While I will miss them when they go back to school next week, it will be a relief to stop sounding like a broken record. I don't know how many times this summer I've said things like "Clean up your room," "Stop touching your sister," "If you don't do your chores, we can't go swimming." Do you ever feel like your kids can't hear you? I sometimes wonder if when I speak I sound like the teacher on the Charlie Brown TV specials to my kids.

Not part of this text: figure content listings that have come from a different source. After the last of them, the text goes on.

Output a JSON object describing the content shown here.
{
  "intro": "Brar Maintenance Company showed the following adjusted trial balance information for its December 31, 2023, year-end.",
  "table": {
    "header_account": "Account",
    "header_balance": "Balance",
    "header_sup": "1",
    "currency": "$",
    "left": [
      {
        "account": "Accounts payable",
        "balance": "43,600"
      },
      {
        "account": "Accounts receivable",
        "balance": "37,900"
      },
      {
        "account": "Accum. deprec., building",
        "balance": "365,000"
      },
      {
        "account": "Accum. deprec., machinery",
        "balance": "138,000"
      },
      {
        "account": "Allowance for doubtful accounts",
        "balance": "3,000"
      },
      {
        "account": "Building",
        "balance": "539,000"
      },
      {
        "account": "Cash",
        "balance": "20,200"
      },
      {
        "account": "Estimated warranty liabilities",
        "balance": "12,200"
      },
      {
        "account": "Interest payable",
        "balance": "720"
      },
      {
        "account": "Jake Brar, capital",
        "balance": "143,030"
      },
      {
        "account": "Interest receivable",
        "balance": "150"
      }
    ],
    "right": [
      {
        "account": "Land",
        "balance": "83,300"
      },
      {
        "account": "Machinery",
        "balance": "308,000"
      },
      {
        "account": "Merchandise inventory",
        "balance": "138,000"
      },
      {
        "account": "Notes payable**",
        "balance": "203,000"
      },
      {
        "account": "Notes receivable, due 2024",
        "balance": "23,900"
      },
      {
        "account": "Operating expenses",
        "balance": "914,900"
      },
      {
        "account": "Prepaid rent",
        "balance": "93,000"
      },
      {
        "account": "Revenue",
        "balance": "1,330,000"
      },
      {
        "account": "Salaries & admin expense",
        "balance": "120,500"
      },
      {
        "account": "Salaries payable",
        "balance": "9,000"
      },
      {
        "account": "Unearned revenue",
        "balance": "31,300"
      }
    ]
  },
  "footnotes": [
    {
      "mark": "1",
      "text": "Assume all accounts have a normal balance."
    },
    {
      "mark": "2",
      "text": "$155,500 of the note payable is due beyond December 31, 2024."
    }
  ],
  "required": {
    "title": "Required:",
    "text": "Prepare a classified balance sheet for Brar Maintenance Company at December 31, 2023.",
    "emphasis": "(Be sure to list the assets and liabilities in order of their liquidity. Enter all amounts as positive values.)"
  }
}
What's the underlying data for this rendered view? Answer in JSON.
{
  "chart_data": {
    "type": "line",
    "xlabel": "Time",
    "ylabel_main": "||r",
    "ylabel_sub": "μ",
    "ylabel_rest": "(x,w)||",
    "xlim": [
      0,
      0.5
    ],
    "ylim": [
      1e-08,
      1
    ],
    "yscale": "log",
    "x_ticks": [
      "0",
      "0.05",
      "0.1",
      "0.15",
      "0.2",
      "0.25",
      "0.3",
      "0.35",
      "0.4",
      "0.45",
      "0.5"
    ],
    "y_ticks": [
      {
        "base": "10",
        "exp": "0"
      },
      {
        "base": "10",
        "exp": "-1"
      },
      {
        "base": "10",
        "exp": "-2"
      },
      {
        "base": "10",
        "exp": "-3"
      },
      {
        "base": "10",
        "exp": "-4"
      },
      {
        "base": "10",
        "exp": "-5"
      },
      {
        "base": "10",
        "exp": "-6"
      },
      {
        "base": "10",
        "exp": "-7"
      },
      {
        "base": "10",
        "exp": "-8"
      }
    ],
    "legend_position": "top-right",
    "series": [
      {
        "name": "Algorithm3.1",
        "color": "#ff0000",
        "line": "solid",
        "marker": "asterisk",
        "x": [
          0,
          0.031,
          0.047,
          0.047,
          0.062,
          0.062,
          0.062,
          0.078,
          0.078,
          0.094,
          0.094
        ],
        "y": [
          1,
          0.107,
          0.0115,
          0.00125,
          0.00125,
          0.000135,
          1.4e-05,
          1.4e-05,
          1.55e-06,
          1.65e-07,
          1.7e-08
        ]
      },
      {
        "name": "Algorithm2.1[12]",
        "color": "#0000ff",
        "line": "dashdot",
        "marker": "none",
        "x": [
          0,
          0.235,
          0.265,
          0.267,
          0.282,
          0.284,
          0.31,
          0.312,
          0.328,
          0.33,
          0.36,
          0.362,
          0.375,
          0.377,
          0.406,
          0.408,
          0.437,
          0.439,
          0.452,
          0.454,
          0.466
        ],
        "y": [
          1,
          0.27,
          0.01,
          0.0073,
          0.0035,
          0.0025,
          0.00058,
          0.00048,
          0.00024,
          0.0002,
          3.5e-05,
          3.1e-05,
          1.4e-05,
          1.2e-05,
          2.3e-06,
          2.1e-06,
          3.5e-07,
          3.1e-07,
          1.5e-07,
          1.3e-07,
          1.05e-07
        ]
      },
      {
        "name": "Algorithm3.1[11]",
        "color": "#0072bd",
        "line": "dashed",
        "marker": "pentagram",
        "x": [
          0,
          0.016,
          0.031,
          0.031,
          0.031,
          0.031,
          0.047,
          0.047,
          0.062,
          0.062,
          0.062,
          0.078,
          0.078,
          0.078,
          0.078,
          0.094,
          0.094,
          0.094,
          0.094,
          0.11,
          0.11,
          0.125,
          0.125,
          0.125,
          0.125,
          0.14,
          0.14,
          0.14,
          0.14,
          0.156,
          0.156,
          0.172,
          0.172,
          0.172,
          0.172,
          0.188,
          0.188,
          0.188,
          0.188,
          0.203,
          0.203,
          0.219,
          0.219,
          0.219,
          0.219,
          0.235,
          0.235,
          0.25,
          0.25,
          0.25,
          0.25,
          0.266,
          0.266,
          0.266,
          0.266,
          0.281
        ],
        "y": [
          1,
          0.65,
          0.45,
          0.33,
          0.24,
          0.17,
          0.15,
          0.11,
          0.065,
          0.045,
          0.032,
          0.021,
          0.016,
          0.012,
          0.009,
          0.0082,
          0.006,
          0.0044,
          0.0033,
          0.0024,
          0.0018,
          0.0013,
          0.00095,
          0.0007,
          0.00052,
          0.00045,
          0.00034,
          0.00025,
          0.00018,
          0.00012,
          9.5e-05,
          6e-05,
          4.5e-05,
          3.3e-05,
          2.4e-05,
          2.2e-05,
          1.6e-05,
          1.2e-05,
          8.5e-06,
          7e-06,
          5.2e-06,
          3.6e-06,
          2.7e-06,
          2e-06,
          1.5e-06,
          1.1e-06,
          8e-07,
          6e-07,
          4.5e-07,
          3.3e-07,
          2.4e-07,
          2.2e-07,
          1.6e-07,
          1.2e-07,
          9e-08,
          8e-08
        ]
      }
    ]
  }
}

It's easy to get discouraged when we think we've done a great job offering up an object lesson or a deep conversation about God and our kids don't seem to "get it." Don't be discouraged. Just come up with another way to get the point across at a different time. The more our kids see and hear us talking about important Biblical truths with them, the more it will sink in. They may not understand it the first time, but by the third or fourth time, it will start to make an impact on their hearts. Isaiah 55:10-11 says "As the rain and the snow come down from heaven, and do not return to it without watering the earth and making it bud and flourish,
so that it yields seed for the sower and bread for the eater, so is my word that goes out from my mouth:
It will not return to me empty, but will accomplish what I desire and achieve the purpose for which I sent it." Any time we speak God's word to our children, it is never wasted. God tells us it will achieve the purpose for which He sent it.
Remember that all children are different. God made each child to fill a special purpose in His plan. They don't all think alike, so it may take different strategies to reach each of your kids. I know that in my house, my girls are completely different in how they solve problems. If I tell my older daughter to go clean her room, she goes and does it. If I tell my younger daughter to go clean her room, she walks in the door, looks at the mess and starts saying, "There's too much. I need help." Where my older daughter sees a problem to be solved, my younger one sees a problem that overwhelms. I've discovered that if I give my younger daughter a list to check off the things she needs to do to clean her room, she gets the job done with no fuss. It's a matter of understanding your child's unique personality and working with it.
So, if one activity or conversation didn't seem to get your point across, try a different one. Ask God to show you what the best way is to teach your child. And don't be discouraged when you feel like a broken record. Someday, you'll be rewarded when your child comes and tells you he understood your point and put it to use in his own life.